The protein fragment beta-amyloid can form clumps called plaques, a hallmark of Alzheimer’s disease. Beta-amyloid is produced from its parent protein by the cutting action of a series of proteins including one known as gamma-secretase. Scientists have developed numerous compounds that inhibit gamma-secretase, but because gamma-secretase has other important functions, these potential drug candidates have had unacceptable side effects. The focus has now turned to discovering new compounds called gamma-secretase “modulators” (GSMs) that work by specifically preventing the ability of gamma-secretase to produce toxic beta-amyloid without interfering with its other normal functions. However, current GSMs all share a common chemical structure or “scaffold” raising the possibility that if one GSM causes unwanted side effects, then all of the other GSMs with the same scaffold could as well. Discovering new GSMs with novel chemical structures may increase the chances of finding an effective treatment for Alzheimer’s disease.

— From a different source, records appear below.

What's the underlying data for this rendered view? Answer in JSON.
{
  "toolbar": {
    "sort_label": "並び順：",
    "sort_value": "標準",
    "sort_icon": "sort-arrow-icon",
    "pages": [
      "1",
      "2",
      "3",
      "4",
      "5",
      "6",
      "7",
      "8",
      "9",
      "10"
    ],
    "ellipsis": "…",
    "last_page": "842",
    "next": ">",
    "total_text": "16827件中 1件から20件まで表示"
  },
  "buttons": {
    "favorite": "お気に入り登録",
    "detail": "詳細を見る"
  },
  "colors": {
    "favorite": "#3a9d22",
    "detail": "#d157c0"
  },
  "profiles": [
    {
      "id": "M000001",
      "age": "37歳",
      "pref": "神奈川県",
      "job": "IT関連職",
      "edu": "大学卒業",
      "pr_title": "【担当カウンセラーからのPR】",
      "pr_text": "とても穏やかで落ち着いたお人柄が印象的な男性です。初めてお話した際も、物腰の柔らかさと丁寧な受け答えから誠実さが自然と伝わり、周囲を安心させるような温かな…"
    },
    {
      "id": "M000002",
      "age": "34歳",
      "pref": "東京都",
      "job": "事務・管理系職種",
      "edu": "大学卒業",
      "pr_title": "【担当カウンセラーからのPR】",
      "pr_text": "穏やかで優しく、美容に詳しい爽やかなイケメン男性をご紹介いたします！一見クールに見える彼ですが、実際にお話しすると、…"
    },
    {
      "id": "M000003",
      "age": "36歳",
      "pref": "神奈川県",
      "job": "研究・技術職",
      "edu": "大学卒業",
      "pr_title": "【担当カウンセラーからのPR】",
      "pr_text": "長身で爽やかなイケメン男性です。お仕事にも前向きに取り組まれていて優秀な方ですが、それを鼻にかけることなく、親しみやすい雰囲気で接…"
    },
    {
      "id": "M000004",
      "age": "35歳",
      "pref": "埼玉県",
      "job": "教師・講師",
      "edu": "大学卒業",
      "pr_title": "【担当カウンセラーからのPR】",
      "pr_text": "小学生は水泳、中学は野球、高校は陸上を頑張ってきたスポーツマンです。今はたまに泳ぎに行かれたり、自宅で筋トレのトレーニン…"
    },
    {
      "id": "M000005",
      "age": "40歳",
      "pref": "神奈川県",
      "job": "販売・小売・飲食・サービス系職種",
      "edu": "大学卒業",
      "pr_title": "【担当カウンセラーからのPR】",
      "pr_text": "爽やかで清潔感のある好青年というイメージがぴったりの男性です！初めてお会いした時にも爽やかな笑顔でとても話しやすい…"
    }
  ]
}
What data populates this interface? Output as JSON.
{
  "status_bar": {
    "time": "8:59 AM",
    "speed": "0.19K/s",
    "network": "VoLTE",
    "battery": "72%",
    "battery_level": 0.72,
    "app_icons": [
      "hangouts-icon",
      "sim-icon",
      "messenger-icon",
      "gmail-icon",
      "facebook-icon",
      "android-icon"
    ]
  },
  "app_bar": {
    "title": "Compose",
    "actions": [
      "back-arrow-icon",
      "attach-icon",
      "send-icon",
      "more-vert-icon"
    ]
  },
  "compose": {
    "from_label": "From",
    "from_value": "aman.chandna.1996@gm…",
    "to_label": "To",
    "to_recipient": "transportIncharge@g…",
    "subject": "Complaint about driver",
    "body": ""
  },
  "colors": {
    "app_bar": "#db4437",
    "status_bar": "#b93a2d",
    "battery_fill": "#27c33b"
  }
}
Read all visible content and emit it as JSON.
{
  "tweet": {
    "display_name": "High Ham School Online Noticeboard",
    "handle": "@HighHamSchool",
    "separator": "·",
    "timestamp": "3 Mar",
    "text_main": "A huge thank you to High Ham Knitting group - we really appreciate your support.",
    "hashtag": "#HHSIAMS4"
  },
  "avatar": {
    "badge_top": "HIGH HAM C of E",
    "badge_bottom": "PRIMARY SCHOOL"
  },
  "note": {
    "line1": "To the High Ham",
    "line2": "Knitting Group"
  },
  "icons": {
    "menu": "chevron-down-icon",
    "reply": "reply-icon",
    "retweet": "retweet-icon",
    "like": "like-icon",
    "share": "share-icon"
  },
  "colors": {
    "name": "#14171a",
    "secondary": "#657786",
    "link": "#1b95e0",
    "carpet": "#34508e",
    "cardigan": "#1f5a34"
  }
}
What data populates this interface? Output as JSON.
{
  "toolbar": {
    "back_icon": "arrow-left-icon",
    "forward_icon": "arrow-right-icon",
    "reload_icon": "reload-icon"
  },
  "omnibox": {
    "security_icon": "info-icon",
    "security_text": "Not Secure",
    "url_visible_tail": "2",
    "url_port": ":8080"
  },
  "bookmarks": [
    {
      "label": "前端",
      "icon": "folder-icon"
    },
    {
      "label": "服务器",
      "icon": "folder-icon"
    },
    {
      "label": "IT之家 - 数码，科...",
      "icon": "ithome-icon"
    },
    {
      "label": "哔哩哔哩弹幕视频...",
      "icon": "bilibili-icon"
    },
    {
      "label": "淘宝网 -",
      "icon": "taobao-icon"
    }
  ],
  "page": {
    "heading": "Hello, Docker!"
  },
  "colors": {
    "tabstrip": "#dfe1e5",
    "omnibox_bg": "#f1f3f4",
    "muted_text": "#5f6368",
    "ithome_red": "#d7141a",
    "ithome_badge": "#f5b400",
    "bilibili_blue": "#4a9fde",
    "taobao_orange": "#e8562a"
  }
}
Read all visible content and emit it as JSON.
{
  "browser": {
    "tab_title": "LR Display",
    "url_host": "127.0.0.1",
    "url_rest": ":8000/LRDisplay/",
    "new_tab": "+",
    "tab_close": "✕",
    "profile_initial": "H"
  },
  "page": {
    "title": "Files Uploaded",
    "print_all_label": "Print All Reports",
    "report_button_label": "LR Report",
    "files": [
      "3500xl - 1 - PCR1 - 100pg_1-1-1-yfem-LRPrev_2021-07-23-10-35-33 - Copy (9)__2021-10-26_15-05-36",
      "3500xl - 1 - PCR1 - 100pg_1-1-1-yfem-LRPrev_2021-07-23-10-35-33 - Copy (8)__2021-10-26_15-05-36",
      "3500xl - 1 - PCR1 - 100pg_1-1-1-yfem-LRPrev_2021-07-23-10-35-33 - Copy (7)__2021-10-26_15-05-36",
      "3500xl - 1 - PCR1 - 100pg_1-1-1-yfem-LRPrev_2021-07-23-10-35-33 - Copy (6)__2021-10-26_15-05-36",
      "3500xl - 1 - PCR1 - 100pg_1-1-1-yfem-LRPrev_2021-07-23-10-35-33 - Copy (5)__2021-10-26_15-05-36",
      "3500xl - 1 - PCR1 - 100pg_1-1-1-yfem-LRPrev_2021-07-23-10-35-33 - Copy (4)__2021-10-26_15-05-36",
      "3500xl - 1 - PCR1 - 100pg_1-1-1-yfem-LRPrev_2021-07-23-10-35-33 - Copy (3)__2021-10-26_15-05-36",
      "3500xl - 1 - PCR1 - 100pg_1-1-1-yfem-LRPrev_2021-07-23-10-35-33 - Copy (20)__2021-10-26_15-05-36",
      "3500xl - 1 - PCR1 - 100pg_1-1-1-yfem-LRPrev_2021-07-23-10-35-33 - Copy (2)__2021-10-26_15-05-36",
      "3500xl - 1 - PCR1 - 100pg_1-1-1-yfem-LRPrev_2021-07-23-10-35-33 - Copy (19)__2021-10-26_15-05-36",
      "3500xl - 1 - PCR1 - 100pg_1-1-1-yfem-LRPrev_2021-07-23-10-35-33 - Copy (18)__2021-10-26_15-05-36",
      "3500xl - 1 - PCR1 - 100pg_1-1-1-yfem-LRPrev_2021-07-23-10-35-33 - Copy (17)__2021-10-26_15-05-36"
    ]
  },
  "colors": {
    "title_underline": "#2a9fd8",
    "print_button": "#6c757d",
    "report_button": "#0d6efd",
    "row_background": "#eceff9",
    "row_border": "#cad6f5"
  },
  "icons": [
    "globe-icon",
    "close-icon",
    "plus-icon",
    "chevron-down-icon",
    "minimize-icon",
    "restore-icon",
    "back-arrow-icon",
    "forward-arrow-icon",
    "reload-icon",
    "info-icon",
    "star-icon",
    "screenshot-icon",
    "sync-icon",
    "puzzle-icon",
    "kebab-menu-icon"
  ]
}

Dr. Steven Wagner and colleagues have proposed studies to discover new GSMs with a variety of different chemical structures. The researchers will use high-throughput screening assays to test more than 360,000 drug-like molecules. The compounds will be added to nerve cells growing in a laboratory dish to determine which molecules most effectively reduce the amount of specific forms (Aβ42) beta-amyloid. Drug-like molecules that are found to reduce Aβ42 production will be further examined to ensure that their structure is sufficiently different from existing GSMs and that they will be able to cross from the blood stream into the brain.
The novel methods used by Dr. Wagner and his team could lead to the rapid identification of new molecules with the potential for drug development. Discovery of GSMs with diverse chemical structures will increase the likelihood that this class of drugs can be successfully developed as new treatments to slow, halt, or prevent Alzheimer’s disease.